Eviction de l’équipe de France: “Un mal pour un bien”

“Etre entraîneur a toujours été une vocation”, lance le Lorrain qui a grandi dans le milieu du fond, sans pour autant percer skis aux pieds. “J’ai fait de la compétition tout jeune, mais je n’avais pas l’implication, ni le mental pour faire du haut niveau.” François Faivre, qui a fait ses armes sur les pistes des Vosges, s’est alors passionné pour le coaching. Il devient en 2011 responsable du pôle France de Prémanon, à côté de la frontière suisse où il réside toujours, avant de prendre les rennes de l’équipe de France de ski de fond en 2014, avec succès. “Je suis capable d’imposer davantage aux athlètes qu’à moi-même lorsque je courrais. Peut-être que j’étais aussi limité quand j’étais coureur”, se marre-t-il précisant que ce qui lui plaît dans son métier c’est de “comprendre, chercher, proposer des solutions, accompagner”.

Et à la tête de l’équipe de Suisse, François Faivre “s’éclate”. “J’ai retrouvé une motivation que j’avais perdue avec l’équipe de France.” Il est vrai que le coach de Nancy a mal vécu son éviction du team tricolore après six ans de bons, loyaux et fructueux services. “Quand on s’investit corps et âme pour une équipe qui ne vous le rend pas forcément à la fin, ce n’est pas agréable. Mais c’est le sport de haut niveau.” Et il ne regrette aucunement son choix d’avoir passé la frontière du côté de La Cure. “Avec le recul, je suis heureux que ça se soit passé comme cela. C’était un mal pour un bien” Même la barrière de la langue alémanique à fort accent grison n’a jamais posé un problème. “Les différentes cultures en Suisse peuvent être déroutantes au début. Mais lorsque je ne suis pas avec Jovian (Hediger), ni Erwan (Käser), je m’exprime en anglais, et nous échangeons très bien ainsi.”

Etre capable de pousser les athlètes à leur plein potentiel

Le Tricolore a imprégné sa patte et sa méthodologie, offrant un peu de fraîcheur bienvenue au sein du groupe helvétique. Il n’a, par exemple, pas hésité à créer des simulations de course durant la préparation estivale pour mettre ses gars en mode compétition. L’homme est décrit par ses protégés comme un coach aussi “ambitieux” que “bienveillant”. “J’essaie d’apporter ma bonne humeur lorsque nous ne sommes plus sur les skis. Créer une bonne atmosphère, une belle ambiance est une priorité. Mais j’ai aussi voulu amener mon sérieux et les athlètes l’ont bien compris en compétition. Je ne quitte pas ma famille 150 à 200 jours par année pour être moyen. Je veux que l’on performe.”

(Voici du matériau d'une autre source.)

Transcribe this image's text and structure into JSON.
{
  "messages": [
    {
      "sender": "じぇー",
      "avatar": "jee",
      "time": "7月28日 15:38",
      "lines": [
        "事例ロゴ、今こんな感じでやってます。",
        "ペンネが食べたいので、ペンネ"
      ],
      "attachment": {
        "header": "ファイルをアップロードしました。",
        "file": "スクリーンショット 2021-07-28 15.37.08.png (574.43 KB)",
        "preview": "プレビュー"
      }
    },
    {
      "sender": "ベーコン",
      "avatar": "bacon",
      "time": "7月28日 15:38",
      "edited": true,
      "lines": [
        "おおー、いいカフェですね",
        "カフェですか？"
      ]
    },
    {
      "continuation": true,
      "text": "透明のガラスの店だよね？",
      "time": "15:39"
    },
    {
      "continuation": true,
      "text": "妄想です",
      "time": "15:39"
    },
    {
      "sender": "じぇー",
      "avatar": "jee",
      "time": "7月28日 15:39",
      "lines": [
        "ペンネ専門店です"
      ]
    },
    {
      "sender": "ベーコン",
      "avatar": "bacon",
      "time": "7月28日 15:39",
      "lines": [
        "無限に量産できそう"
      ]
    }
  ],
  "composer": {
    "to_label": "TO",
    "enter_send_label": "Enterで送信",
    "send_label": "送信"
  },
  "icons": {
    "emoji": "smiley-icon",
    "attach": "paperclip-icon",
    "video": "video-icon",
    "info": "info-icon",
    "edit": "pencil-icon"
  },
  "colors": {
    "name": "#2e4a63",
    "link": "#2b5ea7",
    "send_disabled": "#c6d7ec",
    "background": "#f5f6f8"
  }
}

Dans un désir mêlant ambitions et travail, il souhaiterait voir ses troupes revenir de Pékin avec une breloque olympique en relais. “J’ai toujours axé l’essentiel de mon travail autour du collectif.” Et les médailles avec l’équipe de France en témoignent. “Etre performant ensemble est extrêmement fort et gratifiant. Cela réjouit toute l’équipe, des techniciens aux physios en passant par les coachs et l’ensemble des athlètes. Et je suis certain que l’on peut ferrailler avec les meilleures nations pour une médaille aux Jeux.”

Et il est clair que François Faivre et ses gars ne se rendent pas en Chine pour acheter du terrain.